Na primavera, as novas unidades russas partem para o ataque, forçando o recuo de tropas ucranianas desgastadas por meses de ofensiva. Drones russos continuam a destruir infraestrutura energética e hidráulica da Ucrânia. Quando chega o verão, Kiev está no contrapé. A Rússia captura Krivii Rih, importante cidade industrial ao norte de Kherson, e Sloviansk e Kramatorsk, em Donetsk. Países ocidentais insistem que a Ucrânia aceite uma oferta de cessar-fogo dos russos. O presidente ucraniano, Volodmir Zelenski, tem pouca opção a não ser aceitar. Nos meses, talvez anos, que se seguem, a Rússia se rearma assiduamente para outra ofensiva contra Kiev.

Muito mais provável é o cenário de estagnação. Nessa hipótese, a Rússia mobiliza centenas de milhares de homens jovens mas não consegue transformá-los em uma força de combate eficaz. Todos os melhores treinadores estão nas linhas de frente. Oficiais experientes estão mortos ou em campo. Os recrutas são distribuídos em unidades básicas de infantaria leve, sem contar com veículos blindados e impossibilitados de participar da ofensiva — mas capazes de preencher trincheiras e tripular fortificações.

A Rússia, após anunciar a retirada da cidade de Kherson, em novembro, movimenta com segurança cerca de 30 mil soldados que mantinha na margem ocidental do Rio Dnipro. Eles rumam para o leste, deixando para trás grandes quantidades de armamentos. É um triunfo para a Ucrânia, mas em última instância coloca a Rússia em uma posição militar mais forte, com o rio protegendo seu flanco esquerdo. O avanço ucraniano diminui de ritmo, fica arrastado; as tropas ucranianas sofrem baixas pesadas a cada quilômetro de território que retomam.

Tanque destruído na vila de Bohorodichne, no oeste da Ucrânia. Foto: Sameer al-Doumy/ AFP

Incapaz de vencer a guerra no campo de batalha, Putin tenta então prolongá-la tempo suficiente para minar a economia da Ucrânia, enfraquecer o moral no país por meio de ataques contra infraestruturas civis e exaurir seus parceiros. A Europa enfrenta dificuldades para abastecer seus estoques de gás natural ao longo de 2023, o que ocasiona apagões conforme o inverno se aproxima.
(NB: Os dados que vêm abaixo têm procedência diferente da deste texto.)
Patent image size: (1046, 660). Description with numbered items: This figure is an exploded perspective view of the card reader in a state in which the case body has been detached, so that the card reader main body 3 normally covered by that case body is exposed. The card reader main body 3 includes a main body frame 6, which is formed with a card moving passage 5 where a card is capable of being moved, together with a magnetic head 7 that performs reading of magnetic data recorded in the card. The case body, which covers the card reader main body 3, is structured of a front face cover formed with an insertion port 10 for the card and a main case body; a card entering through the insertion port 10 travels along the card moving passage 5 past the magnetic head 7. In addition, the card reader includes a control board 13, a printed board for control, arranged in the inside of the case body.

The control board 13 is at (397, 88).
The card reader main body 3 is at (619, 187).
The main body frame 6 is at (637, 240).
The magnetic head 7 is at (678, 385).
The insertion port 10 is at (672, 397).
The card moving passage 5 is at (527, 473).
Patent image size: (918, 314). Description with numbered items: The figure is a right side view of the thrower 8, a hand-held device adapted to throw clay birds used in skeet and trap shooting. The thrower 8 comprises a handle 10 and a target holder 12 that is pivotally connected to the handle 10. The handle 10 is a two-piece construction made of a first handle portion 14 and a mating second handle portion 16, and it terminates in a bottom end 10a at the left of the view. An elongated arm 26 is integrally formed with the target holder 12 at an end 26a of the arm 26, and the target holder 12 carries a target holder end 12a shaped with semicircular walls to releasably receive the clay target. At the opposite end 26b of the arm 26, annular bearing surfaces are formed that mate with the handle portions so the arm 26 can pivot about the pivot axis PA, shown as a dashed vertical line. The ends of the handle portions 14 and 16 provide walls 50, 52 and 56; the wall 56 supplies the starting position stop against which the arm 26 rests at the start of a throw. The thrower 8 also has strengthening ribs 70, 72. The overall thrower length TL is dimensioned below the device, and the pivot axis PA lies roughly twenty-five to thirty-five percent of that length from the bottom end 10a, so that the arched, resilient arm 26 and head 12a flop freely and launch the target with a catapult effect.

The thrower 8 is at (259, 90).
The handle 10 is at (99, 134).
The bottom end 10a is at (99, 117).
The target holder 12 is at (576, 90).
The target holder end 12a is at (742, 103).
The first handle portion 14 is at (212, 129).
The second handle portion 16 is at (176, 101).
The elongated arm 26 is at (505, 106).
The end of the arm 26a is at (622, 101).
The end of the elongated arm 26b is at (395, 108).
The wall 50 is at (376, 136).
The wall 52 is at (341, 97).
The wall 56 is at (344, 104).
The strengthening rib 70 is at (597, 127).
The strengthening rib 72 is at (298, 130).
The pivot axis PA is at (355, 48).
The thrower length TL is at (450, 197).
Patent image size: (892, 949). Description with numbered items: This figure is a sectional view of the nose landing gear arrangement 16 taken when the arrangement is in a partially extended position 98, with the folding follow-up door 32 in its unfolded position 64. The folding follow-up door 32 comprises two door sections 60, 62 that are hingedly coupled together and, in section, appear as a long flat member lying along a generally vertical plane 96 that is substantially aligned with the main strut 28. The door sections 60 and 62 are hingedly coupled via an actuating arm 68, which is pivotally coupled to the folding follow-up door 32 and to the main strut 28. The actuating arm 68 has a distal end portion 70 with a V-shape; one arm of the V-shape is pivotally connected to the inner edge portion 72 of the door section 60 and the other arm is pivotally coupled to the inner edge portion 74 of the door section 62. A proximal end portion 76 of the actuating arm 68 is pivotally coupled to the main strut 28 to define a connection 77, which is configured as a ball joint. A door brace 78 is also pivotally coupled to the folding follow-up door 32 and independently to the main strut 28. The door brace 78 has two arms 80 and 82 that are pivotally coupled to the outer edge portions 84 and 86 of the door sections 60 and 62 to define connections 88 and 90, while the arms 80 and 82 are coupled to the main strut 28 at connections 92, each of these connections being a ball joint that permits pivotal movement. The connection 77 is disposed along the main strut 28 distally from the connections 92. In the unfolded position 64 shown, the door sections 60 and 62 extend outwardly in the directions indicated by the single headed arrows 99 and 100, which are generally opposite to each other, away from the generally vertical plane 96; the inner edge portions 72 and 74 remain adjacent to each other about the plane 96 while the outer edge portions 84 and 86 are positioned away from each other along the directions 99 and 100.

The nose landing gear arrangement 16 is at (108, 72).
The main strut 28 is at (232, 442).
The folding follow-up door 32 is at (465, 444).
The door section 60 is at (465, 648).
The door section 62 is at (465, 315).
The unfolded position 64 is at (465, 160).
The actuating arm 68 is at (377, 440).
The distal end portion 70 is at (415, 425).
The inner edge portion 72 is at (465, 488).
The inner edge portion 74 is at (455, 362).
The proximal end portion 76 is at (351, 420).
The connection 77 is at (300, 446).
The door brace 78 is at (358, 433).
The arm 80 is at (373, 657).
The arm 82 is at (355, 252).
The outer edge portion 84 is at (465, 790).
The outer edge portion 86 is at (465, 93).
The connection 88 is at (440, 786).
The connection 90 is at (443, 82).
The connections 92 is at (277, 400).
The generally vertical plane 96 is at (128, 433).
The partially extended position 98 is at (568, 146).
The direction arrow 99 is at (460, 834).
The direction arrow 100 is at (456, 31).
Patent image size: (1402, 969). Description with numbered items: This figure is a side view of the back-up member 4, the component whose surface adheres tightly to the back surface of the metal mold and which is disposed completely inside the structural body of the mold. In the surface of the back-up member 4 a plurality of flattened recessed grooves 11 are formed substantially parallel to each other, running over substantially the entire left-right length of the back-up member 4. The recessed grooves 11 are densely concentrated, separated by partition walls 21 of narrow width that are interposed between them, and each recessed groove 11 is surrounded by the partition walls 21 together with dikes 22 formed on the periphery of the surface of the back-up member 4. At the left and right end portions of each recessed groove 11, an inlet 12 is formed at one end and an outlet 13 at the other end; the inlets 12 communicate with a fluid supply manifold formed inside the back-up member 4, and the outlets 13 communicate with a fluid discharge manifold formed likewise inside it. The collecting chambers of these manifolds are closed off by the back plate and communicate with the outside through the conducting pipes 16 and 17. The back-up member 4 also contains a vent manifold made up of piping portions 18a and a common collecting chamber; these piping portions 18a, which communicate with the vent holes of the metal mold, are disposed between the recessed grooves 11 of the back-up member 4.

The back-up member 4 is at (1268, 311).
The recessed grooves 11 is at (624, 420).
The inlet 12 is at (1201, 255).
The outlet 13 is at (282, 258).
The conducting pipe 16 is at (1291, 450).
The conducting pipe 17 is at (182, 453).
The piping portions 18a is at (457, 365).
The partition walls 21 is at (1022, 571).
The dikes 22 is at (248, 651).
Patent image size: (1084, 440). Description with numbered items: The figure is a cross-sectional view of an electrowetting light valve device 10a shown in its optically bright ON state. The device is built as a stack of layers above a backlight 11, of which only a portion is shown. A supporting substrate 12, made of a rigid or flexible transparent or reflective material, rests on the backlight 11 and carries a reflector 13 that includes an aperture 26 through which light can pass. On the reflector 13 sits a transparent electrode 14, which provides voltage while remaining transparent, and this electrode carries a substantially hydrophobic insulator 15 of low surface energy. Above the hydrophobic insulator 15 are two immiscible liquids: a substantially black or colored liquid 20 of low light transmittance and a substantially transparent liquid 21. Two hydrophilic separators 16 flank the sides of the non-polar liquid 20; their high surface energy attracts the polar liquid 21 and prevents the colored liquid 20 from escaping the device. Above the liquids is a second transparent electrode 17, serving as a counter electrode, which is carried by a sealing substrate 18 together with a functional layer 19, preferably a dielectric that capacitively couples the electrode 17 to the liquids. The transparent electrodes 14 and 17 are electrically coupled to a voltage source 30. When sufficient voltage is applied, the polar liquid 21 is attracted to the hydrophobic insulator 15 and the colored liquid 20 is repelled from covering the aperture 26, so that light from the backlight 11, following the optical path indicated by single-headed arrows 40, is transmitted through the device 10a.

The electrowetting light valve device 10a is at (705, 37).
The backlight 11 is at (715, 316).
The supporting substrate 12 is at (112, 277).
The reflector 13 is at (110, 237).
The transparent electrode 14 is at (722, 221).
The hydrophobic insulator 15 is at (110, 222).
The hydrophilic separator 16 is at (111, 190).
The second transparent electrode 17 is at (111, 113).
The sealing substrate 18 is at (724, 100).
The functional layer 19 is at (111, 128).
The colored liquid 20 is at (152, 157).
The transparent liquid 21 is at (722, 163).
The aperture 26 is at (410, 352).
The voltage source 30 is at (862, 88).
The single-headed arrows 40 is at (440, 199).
O objetivo de Putin é manter a pressão até o fim de 2024, quando, ele espera, Donald Trump retomará a Casa Branca e encerrará o apoio americano à Ucrânia. Mas essa aposta é arriscada: a opinião pública dentro da Rússia se volta contra a guerra, a economia do país encolhe, e Putin parece cada vez mais vulnerável.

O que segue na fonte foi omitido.